The students did absolutely nothing!

They didn't question the bad science the instructors were spewing. Their was
only one student who dared to question the profession, and his eventual
livelyhood, as I recall. The smarter students rationalized, or went onto
denial about the profession that was based on basically antidodial evidence,
and naieve politicians. Not one student walked away from that program--well
one, but for other reasons(nervous breakdown--I recall?). A married couple was
in my class. Her husband(23?, perfect health) had a stroke on a Sunday
afternoon, after getting a treatment from this profession/school. She showed
up on class a few days later. Her belief/denial was so strong, I don't think
she even dared to link his death with the school's faulty theories?

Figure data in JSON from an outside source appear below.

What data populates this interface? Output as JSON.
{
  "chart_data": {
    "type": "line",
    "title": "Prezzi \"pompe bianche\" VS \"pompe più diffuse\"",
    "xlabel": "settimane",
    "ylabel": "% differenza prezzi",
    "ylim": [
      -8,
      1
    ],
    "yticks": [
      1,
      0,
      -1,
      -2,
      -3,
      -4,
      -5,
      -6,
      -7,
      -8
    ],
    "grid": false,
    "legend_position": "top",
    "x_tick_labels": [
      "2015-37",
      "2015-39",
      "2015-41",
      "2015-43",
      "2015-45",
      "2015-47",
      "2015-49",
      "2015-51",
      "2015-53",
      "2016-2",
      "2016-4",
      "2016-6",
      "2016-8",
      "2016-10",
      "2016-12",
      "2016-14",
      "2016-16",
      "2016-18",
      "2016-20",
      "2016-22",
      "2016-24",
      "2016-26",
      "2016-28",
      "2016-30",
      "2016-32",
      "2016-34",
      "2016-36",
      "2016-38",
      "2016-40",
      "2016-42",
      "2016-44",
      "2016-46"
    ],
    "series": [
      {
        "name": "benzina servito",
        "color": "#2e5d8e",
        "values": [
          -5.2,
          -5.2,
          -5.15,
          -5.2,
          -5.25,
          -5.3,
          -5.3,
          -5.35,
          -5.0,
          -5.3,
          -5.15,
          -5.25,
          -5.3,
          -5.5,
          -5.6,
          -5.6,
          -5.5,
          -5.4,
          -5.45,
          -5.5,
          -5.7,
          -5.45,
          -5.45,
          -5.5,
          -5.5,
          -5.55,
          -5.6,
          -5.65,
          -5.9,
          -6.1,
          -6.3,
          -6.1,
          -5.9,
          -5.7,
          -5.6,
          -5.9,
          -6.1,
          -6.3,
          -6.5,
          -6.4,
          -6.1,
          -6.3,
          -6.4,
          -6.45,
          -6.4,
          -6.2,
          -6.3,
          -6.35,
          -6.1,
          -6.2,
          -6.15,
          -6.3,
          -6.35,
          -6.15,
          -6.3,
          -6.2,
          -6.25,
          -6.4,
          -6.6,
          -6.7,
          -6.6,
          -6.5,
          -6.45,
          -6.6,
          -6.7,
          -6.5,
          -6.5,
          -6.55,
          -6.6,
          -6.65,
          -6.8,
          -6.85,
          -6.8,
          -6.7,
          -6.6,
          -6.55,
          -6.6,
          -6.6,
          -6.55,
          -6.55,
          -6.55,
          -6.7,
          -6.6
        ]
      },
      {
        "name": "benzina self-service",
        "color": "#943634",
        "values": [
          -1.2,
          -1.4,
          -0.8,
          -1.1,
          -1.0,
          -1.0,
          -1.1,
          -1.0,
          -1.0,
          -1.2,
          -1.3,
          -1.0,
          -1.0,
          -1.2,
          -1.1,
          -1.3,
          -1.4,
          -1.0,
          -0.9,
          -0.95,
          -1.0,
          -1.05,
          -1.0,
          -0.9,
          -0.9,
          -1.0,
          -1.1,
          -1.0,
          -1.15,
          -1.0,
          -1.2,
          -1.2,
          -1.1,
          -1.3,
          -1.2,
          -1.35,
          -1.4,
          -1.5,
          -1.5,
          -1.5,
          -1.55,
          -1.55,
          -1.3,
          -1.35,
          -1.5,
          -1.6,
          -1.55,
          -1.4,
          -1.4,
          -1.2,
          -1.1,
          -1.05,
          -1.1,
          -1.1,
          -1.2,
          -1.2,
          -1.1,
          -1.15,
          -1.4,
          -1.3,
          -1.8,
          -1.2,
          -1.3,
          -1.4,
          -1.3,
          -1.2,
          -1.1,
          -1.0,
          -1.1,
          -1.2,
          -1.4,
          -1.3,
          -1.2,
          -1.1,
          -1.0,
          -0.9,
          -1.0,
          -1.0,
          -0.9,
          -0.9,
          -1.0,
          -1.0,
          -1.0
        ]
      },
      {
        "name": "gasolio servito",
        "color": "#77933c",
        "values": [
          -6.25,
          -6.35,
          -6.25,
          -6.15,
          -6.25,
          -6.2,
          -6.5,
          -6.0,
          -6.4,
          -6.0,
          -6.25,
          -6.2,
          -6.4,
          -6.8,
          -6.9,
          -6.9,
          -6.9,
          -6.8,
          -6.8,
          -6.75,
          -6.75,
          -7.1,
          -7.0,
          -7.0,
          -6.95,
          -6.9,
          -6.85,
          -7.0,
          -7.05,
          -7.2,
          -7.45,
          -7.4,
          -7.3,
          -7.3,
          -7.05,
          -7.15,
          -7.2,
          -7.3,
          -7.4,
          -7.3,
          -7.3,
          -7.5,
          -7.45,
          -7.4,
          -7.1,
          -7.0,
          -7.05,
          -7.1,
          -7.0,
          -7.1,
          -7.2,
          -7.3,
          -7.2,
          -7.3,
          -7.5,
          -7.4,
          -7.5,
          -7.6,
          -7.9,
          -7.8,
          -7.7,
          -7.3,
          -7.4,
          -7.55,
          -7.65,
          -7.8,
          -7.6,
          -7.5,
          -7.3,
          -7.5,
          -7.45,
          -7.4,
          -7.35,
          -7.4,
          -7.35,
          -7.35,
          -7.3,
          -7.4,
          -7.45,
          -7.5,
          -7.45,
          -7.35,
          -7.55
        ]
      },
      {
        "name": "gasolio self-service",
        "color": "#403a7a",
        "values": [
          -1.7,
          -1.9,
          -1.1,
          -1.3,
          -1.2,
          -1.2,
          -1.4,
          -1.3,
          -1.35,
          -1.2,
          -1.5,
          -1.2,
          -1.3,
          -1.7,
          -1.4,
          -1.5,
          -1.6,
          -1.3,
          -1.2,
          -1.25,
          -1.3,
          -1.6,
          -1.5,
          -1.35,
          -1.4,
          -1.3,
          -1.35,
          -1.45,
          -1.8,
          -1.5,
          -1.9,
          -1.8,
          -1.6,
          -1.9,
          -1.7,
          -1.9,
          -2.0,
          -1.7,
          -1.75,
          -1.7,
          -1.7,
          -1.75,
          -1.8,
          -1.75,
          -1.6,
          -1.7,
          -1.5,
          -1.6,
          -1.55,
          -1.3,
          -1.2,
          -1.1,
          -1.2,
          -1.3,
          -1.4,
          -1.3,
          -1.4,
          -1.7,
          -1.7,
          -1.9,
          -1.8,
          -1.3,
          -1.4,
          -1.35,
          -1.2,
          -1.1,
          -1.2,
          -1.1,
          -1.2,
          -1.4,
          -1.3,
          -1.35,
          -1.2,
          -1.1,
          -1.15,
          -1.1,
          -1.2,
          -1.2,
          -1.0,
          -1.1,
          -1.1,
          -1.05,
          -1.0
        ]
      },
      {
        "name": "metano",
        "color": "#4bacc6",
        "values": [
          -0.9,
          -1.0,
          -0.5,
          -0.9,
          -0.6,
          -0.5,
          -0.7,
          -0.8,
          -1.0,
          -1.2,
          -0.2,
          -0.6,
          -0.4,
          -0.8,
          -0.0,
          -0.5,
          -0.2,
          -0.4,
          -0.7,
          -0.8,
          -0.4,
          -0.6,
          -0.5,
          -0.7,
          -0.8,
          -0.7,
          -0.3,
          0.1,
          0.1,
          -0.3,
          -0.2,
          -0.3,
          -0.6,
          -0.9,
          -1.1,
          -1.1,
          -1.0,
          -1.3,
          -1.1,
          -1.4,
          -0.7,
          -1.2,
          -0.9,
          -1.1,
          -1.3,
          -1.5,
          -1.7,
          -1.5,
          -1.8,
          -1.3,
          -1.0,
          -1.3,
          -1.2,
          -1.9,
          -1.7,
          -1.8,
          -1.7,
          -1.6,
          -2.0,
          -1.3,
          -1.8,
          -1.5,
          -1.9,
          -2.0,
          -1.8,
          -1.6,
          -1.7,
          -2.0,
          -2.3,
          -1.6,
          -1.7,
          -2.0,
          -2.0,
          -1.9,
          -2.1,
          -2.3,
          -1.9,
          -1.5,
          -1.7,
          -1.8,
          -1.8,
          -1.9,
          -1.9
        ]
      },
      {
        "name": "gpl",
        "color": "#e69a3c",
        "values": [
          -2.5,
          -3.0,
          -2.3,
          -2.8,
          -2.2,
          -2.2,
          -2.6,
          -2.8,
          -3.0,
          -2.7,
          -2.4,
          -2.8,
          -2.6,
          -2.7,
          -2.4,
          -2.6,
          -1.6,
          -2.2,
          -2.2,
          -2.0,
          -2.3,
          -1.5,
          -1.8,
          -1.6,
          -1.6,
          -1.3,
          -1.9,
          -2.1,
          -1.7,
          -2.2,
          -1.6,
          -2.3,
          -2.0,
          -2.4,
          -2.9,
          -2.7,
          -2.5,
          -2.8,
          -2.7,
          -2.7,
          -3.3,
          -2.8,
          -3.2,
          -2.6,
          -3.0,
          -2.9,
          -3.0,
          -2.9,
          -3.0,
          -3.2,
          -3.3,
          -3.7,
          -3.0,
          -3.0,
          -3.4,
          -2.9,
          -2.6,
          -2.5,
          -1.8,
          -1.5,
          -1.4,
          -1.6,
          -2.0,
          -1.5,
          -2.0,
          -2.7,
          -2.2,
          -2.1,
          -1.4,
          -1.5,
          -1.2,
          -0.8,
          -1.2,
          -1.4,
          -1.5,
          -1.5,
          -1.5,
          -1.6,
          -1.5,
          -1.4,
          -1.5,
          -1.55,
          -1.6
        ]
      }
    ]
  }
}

My point is no one dared to question the school/profession. Their hasn't been
a week that goes by that I don't think about the findings of that Stanford
Prision Experiment, and my experience at that school.

I have spent over twenty years looking at people in institutions(educational,
occupational, personal relationships), and found that most people just go
along with the crowd, or institution. Yes, I have found a few Rebels, but true
Rebels--I can literally count on one hand. By true, I mean calling the
institution's behavior out, or leaving.

The amount of compliance to bad/questionable institutions; I find very
depressing. No, there's no utopia, but what people do to other
people/environment because they--can, just reminds me how
scared/desperate/selfish/malleable, and in some cases just evil we all are?

(This is nothing more than my ramblings on my life. It's purposely vague,
because I don't have facts--just antidotal evidence, and observations. I do
think about the intricacies of that study almost daily, and its findings hold
up on too many of my life situations/events. Sorry, about my writing. I just
don't have the energy to edit this. By the way, if you are a true Rebel; you
have my praise, and gratitude. I don't recommend fighting the institution if
you are poor--you might become homeless? I was no Rebel. I was in the 99%.)

If you have become Institutionalized by our society; I don't see anything
wrong with fighting the system in little ways? Just doing the right thing
every once in awhile helps? Nothing Big, and Dramatic, but truely doing the
right thing in a merky situation might help? Wow--I feel depressed.)